Interpreting Soil Test Results
A professional soil test can help you amend the soil with the necessary nutrients for the plants you'll be growing. The following chart was taken from a soil test report on my community garden in April of 2000.
The results are mixed. On the positive side, the heavy clay soil has adequate levels of phosphorous, calcium, and zinc. Also, there is a high level of organic matter because the space has been gardened (presumably composted and mulched) for over 30 years.
On the other hand, the primary nutrients nitrogen and potassium are low. The long history of gardening has depleted many of the secondary and micronutrients. And at 7.8, the pH is outside the acceptable range (5.2 to 7.6). These deficiencies were evident by the chlorotic (yellow) leaves on my witch hazel and the reduced tomato harvest in 1999.
To prepare the soil for the upcoming season, we added ammonium sulfate to increase nitrogen and sulfur. As an acidifier, ammonium sulfate also lowered the pH closer to the ideal of 6.5. We tilled potash into the soil to raise potassium levels.

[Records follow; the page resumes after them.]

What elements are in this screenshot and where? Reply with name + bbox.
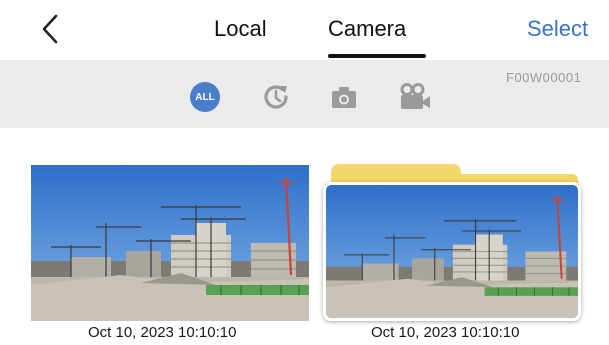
recent-clock-icon bbox=[264, 85, 288, 109]
media-thumbnail[interactable] bbox=[31, 165, 309, 321]
all-icon: ALL bbox=[190, 82, 220, 112]
select-button[interactable]: Select bbox=[527, 16, 588, 42]
filter-recent-button[interactable] bbox=[259, 82, 293, 112]
back-button[interactable] bbox=[36, 12, 66, 46]
media-timestamp: Oct 10, 2023 10:10:10 bbox=[371, 324, 520, 341]
camera-icon bbox=[332, 87, 356, 108]
video-camera-icon bbox=[400, 83, 430, 109]
media-filter-bar: F00W00001 ALL bbox=[0, 60, 609, 128]
media-timestamp: Oct 10, 2023 10:10:10 bbox=[88, 324, 237, 341]
active-tab-indicator bbox=[328, 54, 426, 58]
media-folder[interactable] bbox=[321, 164, 584, 324]
filter-video-button[interactable] bbox=[398, 82, 432, 112]
tab-camera[interactable]: Camera bbox=[328, 16, 406, 42]
construction-site-photo bbox=[326, 185, 578, 318]
folder-cover bbox=[323, 182, 581, 321]
top-nav-bar: Local Camera Select bbox=[0, 0, 609, 60]
device-id-label: F00W00001 bbox=[506, 70, 582, 85]
filter-photo-button[interactable] bbox=[327, 82, 361, 112]
construction-site-photo bbox=[31, 165, 309, 321]
chevron-left-icon bbox=[42, 14, 58, 44]
tab-local[interactable]: Local bbox=[214, 16, 267, 42]
filter-all-button[interactable]: ALL bbox=[188, 82, 222, 112]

Then we spread compost to supply the secondary and micronutrients. However, because it takes months for organic matter to break down, the plants would not have access to the micronutrients until the following year. So we sprayed fertilizer on the foliage to provide a quick shot of secondary nutrients and micronutrients.
After making these adjustments, the plants responded well with lush, productive growth. It was a banner year for our fuzzy, peach-colored, heirloom tomatoes and regent serviceberries.